As the outage spread, state officials stepped up their finger-pointing, accusing neighboring states of taking more than their allocated share of power, even as opposition politicians slammed the government for mismanagement and policy paralysis.

“This lowers the esteem of the country in the eyes of the world,” said Prakash Javadekar, a spokesman with the opposition Bharatiya Janata Party. “The country is suffering.”

As the Delhi Metro ground to a halt, passengers in the capital were forced to clamber down from rail cars and walk or wait until emergency power allowed trains to reach the nearest station. Some 350 trains were affected nationwide.

“This has been a big worry,” said Shobha Agrawal, 49, reached by telephone on a train from Chandigarh to Mathura that usually takes eight hours but had already been delayed for several more. “And my son’s very anxious back at home since I’m traveling alone.”

While major airports and larger hospitals switched to backup generators, smaller hospitals and clinics were forced to postpone medical procedures or make do with ambient light as even bigger ones struggled.

“We are facing a lot of problems,” said Harish Chawla, a manager at Delhi’s Holy Angel Hospital, which does have backup power. “You can’t trust generators to keep running dependably for 10 or 12 hours. We had to reschedule a surgery since it was risky to go ahead. And patients don’t want to risk an operation anyway during a power failure.”

As many as 200 coal miners working at the Eastern Coal Fields mines in West Bengal state were stranded underground when power needed to operate the pulley system went out.

“We are trying to rescue the coal miners,” Mamata Banerjee told reporters in the state capital, Kolkata. “You need power supplies to run the lifts in the underground mines.”

Company officials said they had advised miners to move to a location within the mines where there was sufficient ventilation and were trying to get food and water to the men, adding that they were in no immediate danger.

This second disaster in rapid succession — despite promises by power officials Monday that the problem was fixed — underscores India’s weak infrastructure and crisis-management systems and the nation’s struggle to satisfy the needs of its increasingly affluent population and growing industry.

Rolling blackouts are common in Indian cities given an aging grid and a 9 percent electricity shortfall at peak periods, so many houses and companies have backup generators. But the collapse of an entire grid is rare, with the last such failure involving the northern grid occurring in 2001.

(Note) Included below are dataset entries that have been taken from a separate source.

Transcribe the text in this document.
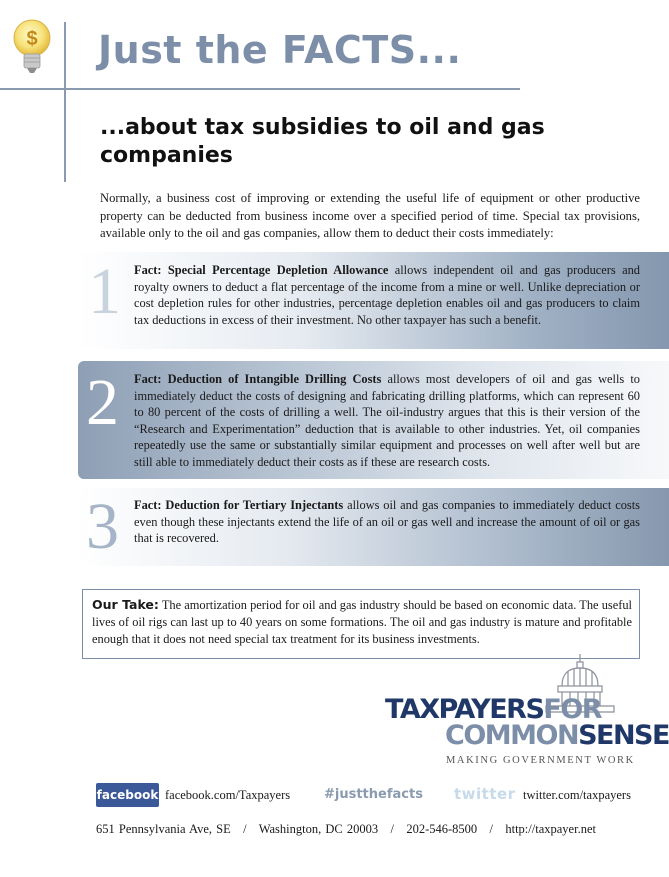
$ Just the FACTS...
...about tax subsidies to oil and gas companies
Normally, a business cost of improving or extending the useful life of equipment or other productive property can be deducted from business income over a specified period of time. Special tax provisions, available only to the oil and gas companies, allow them to deduct their costs immediately:
1 Fact: Special Percentage Depletion Allowance allows independent oil and gas producers and royalty owners to deduct a flat percentage of the income from a mine or well. Unlike depreciation or cost depletion rules for other industries, percentage depletion enables oil and gas producers to claim tax deductions in excess of their investment. No other taxpayer has such a benefit.
2 Fact: Deduction of Intangible Drilling Costs allows most developers of oil and gas wells to immediately deduct the costs of designing and fabricating drilling platforms, which can represent 60 to 80 percent of the costs of drilling a well. The oil-industry argues that this is their version of the “Research and Experimentation” deduction that is available to other industries. Yet, oil companies repeatedly use the same or substantially similar equipment and processes on well after well but are still able to immediately deduct their costs as if these are research costs.
3 Fact: Deduction for Tertiary Injectants allows oil and gas companies to immediately deduct costs even though these injectants extend the life of an oil or gas well and increase the amount of oil or gas that is recovered.
Our Take: The amortization period for oil and gas industry should be based on economic data. The useful lives of oil rigs can last up to 40 years on some formations. The oil and gas industry is mature and profitable enough that it does not need special tax treatment for its business investments.
TAXPAYERSFOR
COMMONSENSE
MAKING GOVERNMENT WORK
facebook facebook.com/Taxpayers	#justthefacts twitter twitter.com/taxpayers
651 Pennsylvania Ave, SE   /   Washington, DC 20003   /   202-546-8500   /   http://taxpayer.net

Richa Hingorani, who works for a civic group in Delhi, said she figured it was the usual one- or two-hour interruption when electricity first cut out around 2:30 a.m. Monday. But as temperatures rose inside their house, family members became increasingly anxious, fanning themselves for four hours with newspapers until dawn broke.

As Hingorani set off for work, things only got worse.

“With bumper-to-bumper traffic, it took me 40 minutes to travel a distance that should’ve taken 10 minutes,” she said. “Work at the office has suffered. There’s no Internet, and little respite when you leave the office since there are so many crowds.”

The government announced after the first grid failure that it was appointing a three-member panel to study the causes and submit a report within 15 days.